The U.S. dollar weakened against most major currencies at the close of last week, marking a pause in its recent advance across global foreign exchange markets. The pullback came despite renewed assurances from U.S. officials that Washington remains committed to a strong-dollar policy.
U.S. Treasury Secretary Scott Bessent said President Donald Trump continues to support a firm dollar, arguing that recent policy measures are designed to enhance the appeal of dollar-denominated assets for global investors, even as the dollar index has softened.
Market participants viewed the latest move as a technical correction rather than a shift in trend. Analysts at Bannockburn Capital Markets said the dollar’s retreat followed gains against G10 currencies and coincided with the U.S. Dollar Index stalling near a key technical level. The index ended last week close to the 61.8% Fibonacci retracement of the sharp sell-off recorded in January, a move some analysts believe was driven by perceptions that U.S. policymakers were comfortable with a weaker currency.
Technical indicators continue to suggest that upward momentum has not yet been exhausted. According to an analysis from Marc to Market, momentum readings remain positive and are not overstretched. Chart signals indicate that a sustained break above the 98.00 level on the Dollar Index could open the door to further gains toward 98.60, with the mid-January peak near 99.50 serving as a longer-term reference point.

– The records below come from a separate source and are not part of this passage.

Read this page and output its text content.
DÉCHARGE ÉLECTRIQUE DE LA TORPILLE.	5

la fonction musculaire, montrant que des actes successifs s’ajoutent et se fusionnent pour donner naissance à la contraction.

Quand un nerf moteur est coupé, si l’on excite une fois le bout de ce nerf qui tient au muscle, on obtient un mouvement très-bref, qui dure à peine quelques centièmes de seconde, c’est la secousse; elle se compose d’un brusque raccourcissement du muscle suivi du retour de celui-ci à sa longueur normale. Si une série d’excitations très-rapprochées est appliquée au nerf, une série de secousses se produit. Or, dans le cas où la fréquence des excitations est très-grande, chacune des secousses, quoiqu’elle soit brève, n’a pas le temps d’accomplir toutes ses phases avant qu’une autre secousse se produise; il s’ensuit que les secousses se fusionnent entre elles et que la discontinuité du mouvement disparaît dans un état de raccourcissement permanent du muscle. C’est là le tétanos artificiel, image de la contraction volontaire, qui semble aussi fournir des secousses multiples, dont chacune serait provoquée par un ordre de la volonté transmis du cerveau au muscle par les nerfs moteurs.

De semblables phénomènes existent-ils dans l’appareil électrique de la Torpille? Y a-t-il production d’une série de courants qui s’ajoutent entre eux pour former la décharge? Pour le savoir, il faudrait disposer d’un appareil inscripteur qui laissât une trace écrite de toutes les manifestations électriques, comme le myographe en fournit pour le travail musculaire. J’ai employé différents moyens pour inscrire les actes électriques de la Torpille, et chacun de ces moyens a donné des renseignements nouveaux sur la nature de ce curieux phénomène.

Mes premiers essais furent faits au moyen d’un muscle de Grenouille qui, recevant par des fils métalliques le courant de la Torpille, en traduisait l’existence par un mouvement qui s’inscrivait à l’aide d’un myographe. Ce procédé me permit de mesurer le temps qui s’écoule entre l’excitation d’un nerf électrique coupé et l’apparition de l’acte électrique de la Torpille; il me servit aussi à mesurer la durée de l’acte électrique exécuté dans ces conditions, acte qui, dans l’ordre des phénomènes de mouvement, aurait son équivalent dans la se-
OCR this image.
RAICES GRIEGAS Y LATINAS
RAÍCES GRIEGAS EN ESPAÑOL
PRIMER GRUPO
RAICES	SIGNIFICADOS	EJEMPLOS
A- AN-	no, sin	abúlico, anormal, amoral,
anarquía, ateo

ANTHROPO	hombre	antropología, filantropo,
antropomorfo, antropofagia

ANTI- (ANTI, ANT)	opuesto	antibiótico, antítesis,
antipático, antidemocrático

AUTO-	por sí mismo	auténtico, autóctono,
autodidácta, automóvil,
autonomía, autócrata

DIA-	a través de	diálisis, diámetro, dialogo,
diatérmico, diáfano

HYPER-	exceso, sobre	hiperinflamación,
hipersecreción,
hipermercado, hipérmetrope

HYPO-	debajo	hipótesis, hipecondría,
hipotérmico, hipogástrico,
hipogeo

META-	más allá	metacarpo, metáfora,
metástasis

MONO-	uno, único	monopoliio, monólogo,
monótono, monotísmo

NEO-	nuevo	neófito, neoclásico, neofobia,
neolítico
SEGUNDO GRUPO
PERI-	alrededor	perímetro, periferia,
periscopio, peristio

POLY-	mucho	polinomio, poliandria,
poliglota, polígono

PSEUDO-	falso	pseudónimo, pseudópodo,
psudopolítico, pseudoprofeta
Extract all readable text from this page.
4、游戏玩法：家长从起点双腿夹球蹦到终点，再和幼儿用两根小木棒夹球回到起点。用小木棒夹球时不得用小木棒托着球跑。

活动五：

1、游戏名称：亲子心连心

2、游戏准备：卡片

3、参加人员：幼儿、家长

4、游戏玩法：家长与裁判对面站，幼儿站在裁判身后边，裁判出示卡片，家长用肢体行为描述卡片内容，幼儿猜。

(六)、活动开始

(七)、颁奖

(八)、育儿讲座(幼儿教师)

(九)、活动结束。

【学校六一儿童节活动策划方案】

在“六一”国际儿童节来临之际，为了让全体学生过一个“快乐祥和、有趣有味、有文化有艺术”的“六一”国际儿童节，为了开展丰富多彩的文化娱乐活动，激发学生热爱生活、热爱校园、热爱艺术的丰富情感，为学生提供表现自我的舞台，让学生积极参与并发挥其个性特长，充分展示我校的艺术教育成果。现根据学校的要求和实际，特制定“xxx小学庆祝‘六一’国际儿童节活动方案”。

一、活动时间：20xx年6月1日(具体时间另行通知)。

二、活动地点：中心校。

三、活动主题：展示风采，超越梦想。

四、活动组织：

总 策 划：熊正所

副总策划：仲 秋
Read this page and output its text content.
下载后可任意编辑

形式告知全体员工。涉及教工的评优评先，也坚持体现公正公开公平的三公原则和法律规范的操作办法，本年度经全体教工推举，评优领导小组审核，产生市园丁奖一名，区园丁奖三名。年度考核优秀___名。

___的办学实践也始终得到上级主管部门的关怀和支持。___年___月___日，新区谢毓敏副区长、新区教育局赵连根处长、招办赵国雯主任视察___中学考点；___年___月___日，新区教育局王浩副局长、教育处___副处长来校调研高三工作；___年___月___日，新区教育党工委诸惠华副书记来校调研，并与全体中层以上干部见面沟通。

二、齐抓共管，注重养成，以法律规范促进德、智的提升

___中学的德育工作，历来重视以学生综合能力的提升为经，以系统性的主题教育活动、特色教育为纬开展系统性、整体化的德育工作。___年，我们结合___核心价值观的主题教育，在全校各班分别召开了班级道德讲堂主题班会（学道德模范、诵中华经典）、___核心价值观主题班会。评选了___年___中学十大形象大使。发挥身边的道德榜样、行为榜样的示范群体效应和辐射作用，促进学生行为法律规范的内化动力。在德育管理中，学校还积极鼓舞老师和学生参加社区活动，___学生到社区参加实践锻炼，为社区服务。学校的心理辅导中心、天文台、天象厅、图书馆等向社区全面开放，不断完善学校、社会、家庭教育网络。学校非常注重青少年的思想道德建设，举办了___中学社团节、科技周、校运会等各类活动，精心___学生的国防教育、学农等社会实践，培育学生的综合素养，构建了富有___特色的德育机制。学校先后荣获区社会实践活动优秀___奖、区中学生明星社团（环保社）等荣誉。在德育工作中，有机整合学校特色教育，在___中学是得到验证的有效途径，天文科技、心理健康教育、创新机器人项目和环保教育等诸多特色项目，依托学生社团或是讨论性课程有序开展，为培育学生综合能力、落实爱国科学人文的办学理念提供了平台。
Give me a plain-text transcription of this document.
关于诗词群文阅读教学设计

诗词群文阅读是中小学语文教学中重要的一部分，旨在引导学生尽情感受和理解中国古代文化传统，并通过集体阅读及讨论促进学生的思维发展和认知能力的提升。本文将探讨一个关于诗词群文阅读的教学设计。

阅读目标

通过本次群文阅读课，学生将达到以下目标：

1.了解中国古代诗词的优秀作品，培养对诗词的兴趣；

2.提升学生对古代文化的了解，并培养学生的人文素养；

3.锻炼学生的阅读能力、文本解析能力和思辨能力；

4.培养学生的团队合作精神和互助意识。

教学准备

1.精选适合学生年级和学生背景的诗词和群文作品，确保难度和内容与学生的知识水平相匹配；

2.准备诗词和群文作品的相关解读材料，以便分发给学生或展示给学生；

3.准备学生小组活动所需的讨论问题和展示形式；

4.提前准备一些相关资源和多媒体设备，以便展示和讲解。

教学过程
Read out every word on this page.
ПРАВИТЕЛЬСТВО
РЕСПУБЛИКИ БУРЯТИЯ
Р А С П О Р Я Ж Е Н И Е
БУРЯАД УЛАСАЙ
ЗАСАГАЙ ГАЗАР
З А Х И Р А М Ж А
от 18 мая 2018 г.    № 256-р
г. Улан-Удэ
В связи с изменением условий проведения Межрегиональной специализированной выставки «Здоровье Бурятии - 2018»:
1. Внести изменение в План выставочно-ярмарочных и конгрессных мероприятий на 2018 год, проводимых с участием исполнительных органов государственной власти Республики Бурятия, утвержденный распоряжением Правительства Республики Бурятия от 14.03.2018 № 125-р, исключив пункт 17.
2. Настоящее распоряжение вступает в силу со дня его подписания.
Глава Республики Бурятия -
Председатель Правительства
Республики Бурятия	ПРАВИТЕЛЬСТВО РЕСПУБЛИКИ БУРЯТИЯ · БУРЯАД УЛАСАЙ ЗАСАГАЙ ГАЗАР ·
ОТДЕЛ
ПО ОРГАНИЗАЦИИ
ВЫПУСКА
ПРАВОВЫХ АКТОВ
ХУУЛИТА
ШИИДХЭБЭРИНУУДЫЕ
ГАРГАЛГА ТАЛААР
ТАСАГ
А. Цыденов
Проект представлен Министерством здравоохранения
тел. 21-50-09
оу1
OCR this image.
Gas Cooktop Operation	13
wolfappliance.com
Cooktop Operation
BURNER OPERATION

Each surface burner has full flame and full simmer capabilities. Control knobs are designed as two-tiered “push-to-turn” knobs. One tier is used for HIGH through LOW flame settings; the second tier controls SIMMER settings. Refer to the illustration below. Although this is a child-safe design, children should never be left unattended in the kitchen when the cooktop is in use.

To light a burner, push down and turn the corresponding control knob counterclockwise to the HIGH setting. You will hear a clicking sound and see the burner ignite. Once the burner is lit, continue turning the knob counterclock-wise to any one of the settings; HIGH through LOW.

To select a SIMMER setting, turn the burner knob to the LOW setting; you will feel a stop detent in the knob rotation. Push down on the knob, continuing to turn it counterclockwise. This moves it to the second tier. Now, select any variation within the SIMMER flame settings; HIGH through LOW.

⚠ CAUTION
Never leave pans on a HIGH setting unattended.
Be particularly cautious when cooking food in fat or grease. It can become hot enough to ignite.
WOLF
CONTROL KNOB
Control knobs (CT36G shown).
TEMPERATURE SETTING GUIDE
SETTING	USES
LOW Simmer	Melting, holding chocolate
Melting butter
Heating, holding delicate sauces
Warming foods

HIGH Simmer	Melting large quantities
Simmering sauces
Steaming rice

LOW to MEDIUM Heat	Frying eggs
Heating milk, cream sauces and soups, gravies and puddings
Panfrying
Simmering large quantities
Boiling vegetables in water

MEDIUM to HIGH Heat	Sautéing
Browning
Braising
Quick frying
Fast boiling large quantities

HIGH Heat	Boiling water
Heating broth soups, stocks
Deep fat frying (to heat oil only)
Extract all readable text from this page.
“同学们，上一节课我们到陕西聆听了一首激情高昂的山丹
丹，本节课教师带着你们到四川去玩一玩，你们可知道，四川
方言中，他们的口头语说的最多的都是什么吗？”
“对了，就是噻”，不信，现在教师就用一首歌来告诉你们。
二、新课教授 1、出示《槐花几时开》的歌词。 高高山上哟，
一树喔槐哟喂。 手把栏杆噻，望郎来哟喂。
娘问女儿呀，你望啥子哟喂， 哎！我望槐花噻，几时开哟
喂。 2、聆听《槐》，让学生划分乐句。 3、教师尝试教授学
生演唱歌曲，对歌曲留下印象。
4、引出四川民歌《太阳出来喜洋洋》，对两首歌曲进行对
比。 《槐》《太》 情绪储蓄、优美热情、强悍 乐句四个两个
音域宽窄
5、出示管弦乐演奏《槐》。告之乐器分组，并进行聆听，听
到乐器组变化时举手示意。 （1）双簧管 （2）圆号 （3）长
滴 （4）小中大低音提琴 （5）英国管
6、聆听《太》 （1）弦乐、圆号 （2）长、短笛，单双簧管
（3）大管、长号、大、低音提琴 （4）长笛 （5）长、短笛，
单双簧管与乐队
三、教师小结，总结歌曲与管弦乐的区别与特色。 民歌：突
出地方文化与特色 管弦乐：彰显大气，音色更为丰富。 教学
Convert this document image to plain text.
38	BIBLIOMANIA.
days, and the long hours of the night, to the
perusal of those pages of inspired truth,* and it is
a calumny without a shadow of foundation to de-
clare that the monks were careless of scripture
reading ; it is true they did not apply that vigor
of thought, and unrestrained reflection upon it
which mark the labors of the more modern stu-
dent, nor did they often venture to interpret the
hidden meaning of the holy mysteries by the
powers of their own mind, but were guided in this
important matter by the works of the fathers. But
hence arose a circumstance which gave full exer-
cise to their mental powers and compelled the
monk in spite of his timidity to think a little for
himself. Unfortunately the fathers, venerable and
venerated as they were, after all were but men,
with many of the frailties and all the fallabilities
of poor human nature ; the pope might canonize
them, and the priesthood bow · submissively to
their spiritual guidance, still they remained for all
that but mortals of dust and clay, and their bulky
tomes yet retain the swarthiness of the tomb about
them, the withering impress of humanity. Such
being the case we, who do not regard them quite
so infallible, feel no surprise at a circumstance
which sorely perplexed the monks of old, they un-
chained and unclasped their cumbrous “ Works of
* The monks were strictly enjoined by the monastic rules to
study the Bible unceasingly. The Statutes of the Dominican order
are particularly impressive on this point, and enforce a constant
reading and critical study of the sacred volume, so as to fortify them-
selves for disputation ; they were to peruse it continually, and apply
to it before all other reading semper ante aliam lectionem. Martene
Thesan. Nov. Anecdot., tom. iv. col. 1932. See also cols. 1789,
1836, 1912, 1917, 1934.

In spot trading, the greenback slipped to 0.7751 against the Swiss franc and weakened to 1.3623 versus the British pound, reversing earlier gains that saw it trade as high as 0.7786 against the franc and reach a two-week high of 1.3508 against sterling. The dollar also retreated against the euro, falling to a two-day low of 1.1826 after earlier touching a two-week high near 1.1765.
Analysts identified potential support levels at approximately 0.73 against the franc, 1.43 versus the pound, and around 1.22 against the euro, suggesting that further declines may encounter buying interest near those thresholds.
The dollar also extended its weakness against the offshore Chinese yuan, touching a fresh low slightly below CNH6.93 during the middle of last week. FX traders reported that the greenback hovered close to that level heading into the weekend, with technical attention now shifting toward the CNH6.87 area as the next notable support zone.
Broader market sentiment was influenced by political and monetary policy developments. The nomination of Kevin Warsh as a potential successor to Federal Reserve Chair Jerome Powell appeared to trigger corrective moves across several asset classes, including currencies. At the same time, a series of softer-than-expected U.S. labour market indicators has strengthened expectations that the Federal Reserve could deliver at least two interest rate cuts this year.
While the dollar traded mostly lower into the weekend, analysts cautioned against interpreting the move as a definitive trend reversal. Bannockburn Capital noted that technical momentum still points to the possibility of further upside correction, even as near-term trading remains volatile.